La montée en cadence de la production et des exportations aéronautiques, mais aussi d’autres branches comme la construction navale, pourrait donner un coup d’accélérateur à l’industrie tricolore. La nette amélioration du climat des affaires dans l’industrie observée depuis plusieurs mois, combinée au rebond des perspectives individuelles de production, va dans ce sens. Dans ce contexte, le commerce extérieur contribuerait positivement à la croissance, malgré les nouveaux droits de douane américains en année pleine et un euro fort.

Une demande intérieure portée par l’épargne, mais sans emballement

L’autre bonne surprise serait une accélération plus rapide qu’attendue de la demande intérieure, tirée à la fois par la consommation des ménages et par l’investissement des entreprises. Le potentiel est bien réel. Côté ménages, tous les regards se portent sur leur propension à puiser dans leur épargne pour consommer davantage. Le taux d’épargne financière reste supérieur d’environ 5 points à sa moyenne pré-Covid, et les encours de placements financiers des particuliers approchent 6 500 milliards d’euros. Il existe donc une importante réserve de consommation.

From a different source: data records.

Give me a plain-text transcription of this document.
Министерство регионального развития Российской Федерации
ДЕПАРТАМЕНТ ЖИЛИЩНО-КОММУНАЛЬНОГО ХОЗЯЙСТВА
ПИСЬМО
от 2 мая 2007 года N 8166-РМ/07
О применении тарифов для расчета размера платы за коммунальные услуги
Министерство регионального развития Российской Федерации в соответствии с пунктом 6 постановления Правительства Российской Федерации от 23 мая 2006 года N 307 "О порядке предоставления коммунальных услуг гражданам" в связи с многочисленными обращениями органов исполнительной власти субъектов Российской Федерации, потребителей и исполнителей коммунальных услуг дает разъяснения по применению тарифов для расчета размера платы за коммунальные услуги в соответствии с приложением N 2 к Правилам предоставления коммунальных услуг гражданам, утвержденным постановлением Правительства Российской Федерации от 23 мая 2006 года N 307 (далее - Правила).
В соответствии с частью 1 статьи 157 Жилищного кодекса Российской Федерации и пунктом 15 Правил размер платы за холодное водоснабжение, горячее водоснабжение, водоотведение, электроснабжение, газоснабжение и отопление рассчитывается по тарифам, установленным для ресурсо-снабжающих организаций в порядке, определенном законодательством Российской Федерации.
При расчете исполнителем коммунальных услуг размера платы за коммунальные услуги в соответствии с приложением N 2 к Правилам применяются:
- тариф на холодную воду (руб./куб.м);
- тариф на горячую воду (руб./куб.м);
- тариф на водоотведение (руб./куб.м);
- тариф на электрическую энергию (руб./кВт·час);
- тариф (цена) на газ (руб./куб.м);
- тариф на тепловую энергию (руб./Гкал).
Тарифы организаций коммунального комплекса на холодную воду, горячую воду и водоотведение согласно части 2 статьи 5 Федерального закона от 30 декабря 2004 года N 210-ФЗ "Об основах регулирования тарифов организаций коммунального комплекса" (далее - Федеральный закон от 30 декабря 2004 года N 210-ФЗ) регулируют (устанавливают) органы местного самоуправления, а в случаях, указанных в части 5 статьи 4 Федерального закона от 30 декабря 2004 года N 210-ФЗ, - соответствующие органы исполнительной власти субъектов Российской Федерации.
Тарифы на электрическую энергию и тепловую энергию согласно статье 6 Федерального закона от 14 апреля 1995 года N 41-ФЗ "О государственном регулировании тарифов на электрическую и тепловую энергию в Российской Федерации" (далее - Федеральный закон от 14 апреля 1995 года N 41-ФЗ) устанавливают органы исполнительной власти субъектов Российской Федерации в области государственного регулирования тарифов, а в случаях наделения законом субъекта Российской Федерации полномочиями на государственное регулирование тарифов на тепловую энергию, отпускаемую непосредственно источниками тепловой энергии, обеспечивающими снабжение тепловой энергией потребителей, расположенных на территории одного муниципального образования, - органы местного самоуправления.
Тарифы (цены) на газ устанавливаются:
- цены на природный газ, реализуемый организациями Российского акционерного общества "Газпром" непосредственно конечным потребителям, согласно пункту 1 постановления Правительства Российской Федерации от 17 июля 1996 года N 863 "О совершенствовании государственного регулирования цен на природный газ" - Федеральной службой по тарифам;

Or, au troisième trimestre 2025, les ménages ont moins abondé leur épargne et consommé un peu plus — une première depuis 2022. Cela peut être interprété comme les prémices d’un changement de comportement favorable, cette fois-ci, à la demande. L’accélération de la consommation des ménages au 4ème trimestre 2025 va dans ce sens. Les enquêtes de conjoncture de l’Insee soulignent toutefois que la propension à épargner reste élevée, tandis que l’intention de réaliser des achats importants demeure faible. La relance de la consommation pourrait être plus vive qu’envisagée, mais, même dans le scénario le plus favorable, elle ne dépasserait guère plus de 1%.

Une croissance plafonnée à 1,5%, sans soutien budgétaire public

Alimenté par un surcroît de consommation et des exportations un peu plus dynamiques, l’investissement des entreprises confirmerait son redressement amorcé courant 2025 et monterait en puissance après deux années décevantes, porté par les besoins liés aux transitions numérique et énergétique, ainsi que par la diffusion de l’intelligence artificielle. En revanche, il faudra composer sans soutien budgétaire public, quelles que soient les circonstances.

Si tous ces ingrédients sont réunis et s’enchaînent favorablement, la France pourrait afficher une croissance du PIB autour de 1,5% pas plus. Et c’est là le plus décevant. Même dans le cadre d’un scénario rose, crédible, l’euphorie n’est pas de mise et les perspectives restent bien moroses.